Judging by some of the ways they force your hand, there’s a kind of kinky intelligentsia to it. In Godhand you don’t just pummel your enemies – you spank them to death. In Bayonetta you get your choice of a half-dozen fetishistic torture chamber finishing moves. They’ll have you straddling a guillotine, butt waggling as heads roll. All to a stylish quick-time event and a re-orchestration of a Sinatra tune.

This kind of subversion of the industry’s taste represents an expressive freedom that’s worth mentioning every so often. Upping gaming’s weirdness coefficient is one of the only ways the super-serious AAA norm gets a little motivation to stay fresh and fun-savvy. The Indie market certainly gives a nudge in that direction, but Platinum is doing it from within the fortress itself. They’re heckling the gods in their own temples.

Seeing the industry through Platinum’s kinky kaleidoscope makes it seem like the yearly re-releases of a numbered entry in some shooter or sports franchise will eventually wither next to Platinum’s rock-hard determination to subvert and invert and please.

But the sales still never really impress. As at Capcom years ago when they were still called Clover, Platinum is the weird kid at the back of the class, drawing giantess dartboards with corpses hanging off the nipples and women that look like Sarah Palin sent through a taffy puller.

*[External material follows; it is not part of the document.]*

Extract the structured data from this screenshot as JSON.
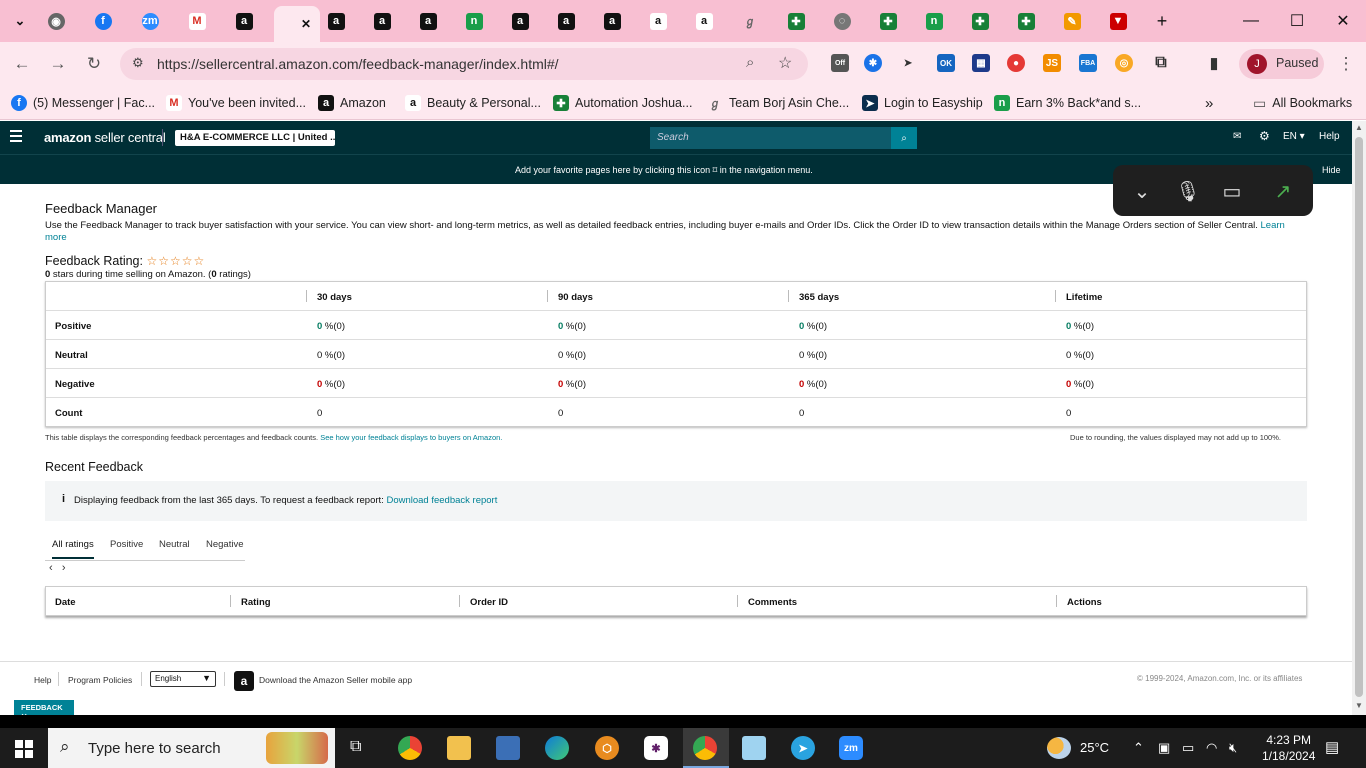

Their Scalebound was cancelled earlier this year and we should really think about that. This was a game from the company willing to put you on the back of a dragon just because that’s what they’d want to do. Player-centric design is too rare nowadays and even though the next Call of Duty game will go on and get released because it’s a sure bet and takes no risks, Platinum has problems with development and funding.

The games industry needs its weird kids and daydreamers and deviants. Even its perverts. Platinum is one of the companies that remembers when games used to be fearless. They used to dress protagonists in nothing but three pieces of scotch tape and eyeliner. They used to knife guys to death on the broken city streets and roundhouse kick dinosaurs with thighs like cinderblocks. Buy dystopic punk-noir hack n’ slash Nier: Automata and skewer robot dragons with a sword longer than you are. We’ve got to keep realism in check.

It’s nice and all but really – is that why we play video games?